Some of these require to be made ahead and some don’t. Choose what fits you. I do recommend you to try all these out as they are all so tasty and filling.
Super simple, but so filling and good for you. Boil up a bunch of eggs at once and just keep them in the fridge. When it’s time for breakfast, just grab one or two. You can eat them alone or a spread/dip you like. You can always have a boiled egg as a snack as well.
Avocado toast with eggs
Another way to eat boiled eggs. Spread some avocado on toast and slice up a boiled egg and put on top of your avocado toast. I love this one, give it a try and see if you like it!

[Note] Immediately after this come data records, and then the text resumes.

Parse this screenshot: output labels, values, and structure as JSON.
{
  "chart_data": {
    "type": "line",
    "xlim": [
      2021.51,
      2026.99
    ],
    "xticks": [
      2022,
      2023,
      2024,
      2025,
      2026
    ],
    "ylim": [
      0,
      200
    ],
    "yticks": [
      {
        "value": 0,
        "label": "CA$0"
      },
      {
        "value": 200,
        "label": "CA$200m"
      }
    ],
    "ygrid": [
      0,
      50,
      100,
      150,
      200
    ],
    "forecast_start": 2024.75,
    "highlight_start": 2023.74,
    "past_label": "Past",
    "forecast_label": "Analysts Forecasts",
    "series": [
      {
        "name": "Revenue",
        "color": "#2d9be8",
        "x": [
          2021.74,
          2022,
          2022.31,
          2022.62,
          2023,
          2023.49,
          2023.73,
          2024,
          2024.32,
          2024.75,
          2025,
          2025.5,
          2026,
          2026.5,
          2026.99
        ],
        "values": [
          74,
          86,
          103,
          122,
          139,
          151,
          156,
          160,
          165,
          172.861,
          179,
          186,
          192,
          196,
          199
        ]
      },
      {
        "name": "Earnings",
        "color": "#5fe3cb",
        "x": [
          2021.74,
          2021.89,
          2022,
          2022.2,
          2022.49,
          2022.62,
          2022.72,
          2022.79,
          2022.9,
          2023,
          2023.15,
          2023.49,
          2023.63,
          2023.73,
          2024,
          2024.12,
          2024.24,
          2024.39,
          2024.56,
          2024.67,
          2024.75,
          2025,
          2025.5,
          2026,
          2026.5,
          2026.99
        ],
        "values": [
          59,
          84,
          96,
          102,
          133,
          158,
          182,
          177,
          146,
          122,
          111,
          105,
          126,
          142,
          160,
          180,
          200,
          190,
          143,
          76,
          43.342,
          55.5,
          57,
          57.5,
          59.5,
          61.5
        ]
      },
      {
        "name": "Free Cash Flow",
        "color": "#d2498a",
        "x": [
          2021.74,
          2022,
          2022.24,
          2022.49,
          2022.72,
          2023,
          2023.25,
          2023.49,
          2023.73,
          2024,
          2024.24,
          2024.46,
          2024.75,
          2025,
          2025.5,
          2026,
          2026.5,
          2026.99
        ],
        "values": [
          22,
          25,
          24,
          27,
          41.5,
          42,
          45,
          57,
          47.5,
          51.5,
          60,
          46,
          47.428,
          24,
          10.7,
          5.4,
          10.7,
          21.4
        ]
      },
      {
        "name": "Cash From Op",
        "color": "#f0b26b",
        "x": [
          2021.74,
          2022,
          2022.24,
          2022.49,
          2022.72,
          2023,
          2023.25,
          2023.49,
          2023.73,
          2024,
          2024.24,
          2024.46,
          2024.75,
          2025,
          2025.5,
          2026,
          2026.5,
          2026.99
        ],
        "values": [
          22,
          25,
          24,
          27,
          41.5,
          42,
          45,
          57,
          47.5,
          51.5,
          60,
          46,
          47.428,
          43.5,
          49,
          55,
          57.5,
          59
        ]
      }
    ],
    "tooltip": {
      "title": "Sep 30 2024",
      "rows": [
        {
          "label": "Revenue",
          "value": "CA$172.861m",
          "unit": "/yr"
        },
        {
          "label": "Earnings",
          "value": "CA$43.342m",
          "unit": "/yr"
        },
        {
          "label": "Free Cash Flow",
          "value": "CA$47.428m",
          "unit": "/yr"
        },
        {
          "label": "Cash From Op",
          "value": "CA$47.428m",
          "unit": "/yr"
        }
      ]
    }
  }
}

Waffles with peanut butter
Another delicious, fast and easy way to get your protein for breakfast. You can get any whole grain waffles you like, or make your own ahead and then just top them with peanut butter. I personally love this peanut butter from Thrive Market, but again you can use any you like.
Greek yogurt parfait
Combine greek yogurt with some granola or muesli and some fresh fruit (berries and bananas are the best for this) and you got yourself tasty protein breakfast in minutes!
Hummus and veggies
Prep veggies in advance and just keep them in the fridge, ready to grab in the morning. Buy hummus you like, or again, make hummus yourself in advance. This is a great option if you prefer salty breakfast. It’s full of protein and veggies are always a good idea.
This is for all of us that love cheese! I know I can always have some. When it comes to breakfast, I recommend combining some cottage cheese with fruits and nuts, but you can also have any other cheese. Cheese has good amount of protein so you can combine it (or even have it on it’s own, if you like cheese like I do) with fruits, veggies, nuts and you can always have that as an easy healthy protein breakfast.
These take few minutes of prep in the evening and in the morning you just add some topping and devour this deliciousness. There are so many different recipes you can make (and Pinterest is full of them) that they just never get boring. This is a high protein breakfast that feels like a treat.
So easy to make and quite a delicious way to get your protein. You can also carry these around easily and have them as a snack at anytime.
You can whip up a smoothie that is loaded with vitamins and protein in just a few minutes! And what I highly recommend is that you prep your smoothie ingredients ahead as that makes it so much easier. Chop up everything you need to make your protein smoothie of choice, place it in a bag and keep it ready to go in a freezer. Then in the morning, you can just toss everything from the freezer bag into a blender and you’re done!
Chia seed pudding
Make a chia seed pudding the night before and have a super healthy breakfast waiting for you in the morning. Not only is it high in protein, but chia seeds are so good for you, you really wanna give this one a try!